I had never liked Mr. Harris personally, for I was wont to think his conceit quite overweening beside the unalterable modesty of Mr. Betterton, who was so incomparably his Superior; and I was indeed pleased to see that both the Dowager Lady—who, I understood, was the Marchioness of Badlesmere—and the younger Ladies and Gentlemen felt mischievously inclined to torment him.

"What is your opinion, Mr. Harris?" my Lady Badlesmere was saying to the discomfited Actor. "It would be interesting to know one Player's opinion of another."

She had a spy-glass, through which she regarded him quizzically, whilst a mocking smile played around her thin lips. This, no doubt, caused poor Mr. Harris to lose countenance, for as a rule he is very glib of tongue. But just now he mouthed and stammered, appeared unable to find his words.

"It cannot be denied, your Ladyship," he began sententiously enough, "that Mr. Betterton's gestures are smooth and pleasant, though they perhaps lack the rhythmic grandeur ... the dignified sweep ... of ... of ... the..."

He was obviously floundering, and the old Lady broke in with a rasping laugh and a tone of somewhat acid sarcasm.

"Of the gestures of Mr. Harris, you mean, eh?"

"No, Madam," he retorted testily, and distinctly nettled. "I was about to say 'of the gestures of our greatest Actors.'"

"Surely the same thing, dear Mr. Harris," a young Lady rejoined with well-assumed demureness, and dropped him a pert little curtsey.

I might have been sorry for the Man—for of a truth these small pin-pricks must have been very irritating to his Vanity, already sorely wounded by a younger Rival's triumph—but for the fact that he then waxed malicious, angered no doubt by hearing a veritable Chorus of Eulogy proceeding from that other group of Ladies and Gentlemen of which Mr. Betterton was the centre.

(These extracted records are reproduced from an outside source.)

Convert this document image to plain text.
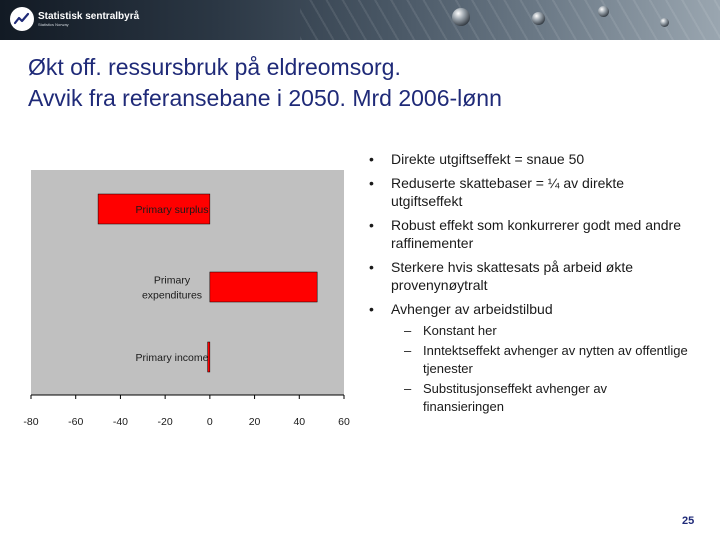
Statistisk sentralbyrå
Statistics Norway
Økt off. ressursbruk på eldreomsorg.
Avvik fra referansebane i 2050. Mrd 2006-lønn
Primary surplus
Primary expenditures
Primary income
-80	-60	-40	-20	0	20	40	60
• Direkte utgiftseffekt = snaue 50
• Reduserte skattebaser = ¼ av direkte utgiftseffekt
• Robust effekt som konkurrerer godt med andre raffinementer
• Sterkere hvis skattesats på arbeid økte provenynøytralt
• Avhenger av arbeidstilbud
– Konstant her
– Inntektseffekt avhenger av nytten av offentlige tjenester
– Substitusjonseffekt avhenger av finansieringen
25
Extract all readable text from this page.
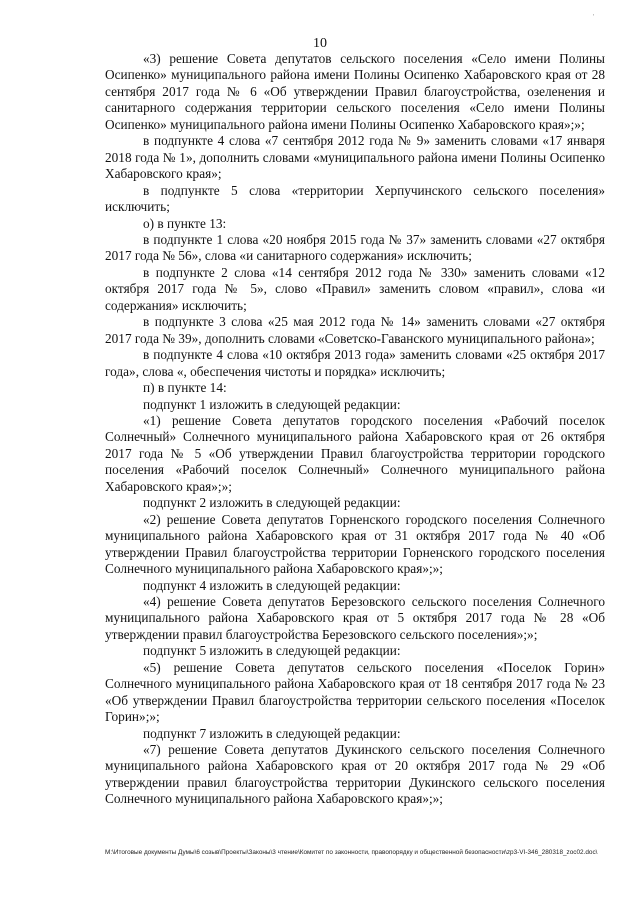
'
10

«3) решение Совета депутатов сельского поселения «Село имени Полины Осипенко» муниципального района имени Полины Осипенко Хабаровского края от 28 сентября 2017 года № 6 «Об утверждении Правил благоустройства, озеленения и санитарного содержания территории сельского поселения «Село имени Полины Осипенко» муниципального района имени Полины Осипенко Хабаровского края»;»;

в подпункте 4 слова «7 сентября 2012 года № 9» заменить словами «17 января 2018 года № 1», дополнить словами «муниципального района имени Полины Осипенко Хабаровского края»;

в подпункте 5 слова «территории Херпучинского сельского поселения» исключить;

о) в пункте 13:

в подпункте 1 слова «20 ноября 2015 года № 37» заменить словами «27 октября 2017 года № 56», слова «и санитарного содержания» исключить;

в подпункте 2 слова «14 сентября 2012 года № 330» заменить словами «12 октября 2017 года № 5», слово «Правил» заменить словом «правил», слова «и содержания» исключить;

в подпункте 3 слова «25 мая 2012 года № 14» заменить словами «27 октября 2017 года № 39», дополнить словами «Советско-Гаванского муниципального района»;

в подпункте 4 слова «10 октября 2013 года» заменить словами «25 октября 2017 года», слова «, обеспечения чистоты и порядка» исключить;

п) в пункте 14:

подпункт 1 изложить в следующей редакции:

«1) решение Совета депутатов городского поселения «Рабочий поселок Солнечный» Солнечного муниципального района Хабаровского края от 26 октября 2017 года № 5 «Об утверждении Правил благоустройства территории городского поселения «Рабочий поселок Солнечный» Солнечного муниципального района Хабаровского края»;»;

подпункт 2 изложить в следующей редакции:

«2) решение Совета депутатов Горненского городского поселения Солнечного муниципального района Хабаровского края от 31 октября 2017 года № 40 «Об утверждении Правил благоустройства территории Горненского городского поселения Солнечного муниципального района Хабаровского края»;»;

подпункт 4 изложить в следующей редакции:

«4) решение Совета депутатов Березовского сельского поселения Солнечного муниципального района Хабаровского края от 5 октября 2017 года № 28 «Об утверждении правил благоустройства Березовского сельского поселения»;»;

подпункт 5 изложить в следующей редакции:

«5) решение Совета депутатов сельского поселения «Поселок Горин» Солнечного муниципального района Хабаровского края от 18 сентября 2017 года № 23 «Об утверждении Правил благоустройства территории сельского поселения «Поселок Горин»;»;

подпункт 7 изложить в следующей редакции:

«7) решение Совета депутатов Дукинского сельского поселения Солнечного муниципального района Хабаровского края от 20 октября 2017 года № 29 «Об утверждении правил благоустройства территории Дукинского сельского поселения Солнечного муниципального района Хабаровского края»;»;

M:\Итоговые документы Думы\6 созыв\Проекты\Законы\3 чтение\Комитет по законности, правопорядку и общественной безопасности\zp3-VI-346_280318_zoc02.doc\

I do not know, as a matter of fact, who it was who first gave a spiteful turning to the bantering, mocking Conversation of awhile ago; but in my mind I attributed this malice to Lord Douglas Wychwoode, who came up with his clerical friend just about this time, in order to pay his respects to the Marchioness of Badlesmere, who, I believe, is a near Relative of his. Certain it is that very soon after his arrival upon the scene, I found that every one around him was talking about the abominable Episode, the very thought of which sent my blood into a Fever and my thoughts running a veritable riot of Revenge and of Hate. Of course, Mr. Harris was to the fore with pointed Allusions to the grave Insult done to an eminent Artist, and which, to my thinking, should have been condemned by every right-minded Man or Woman who had a spark of lofty feeling in his or her heart.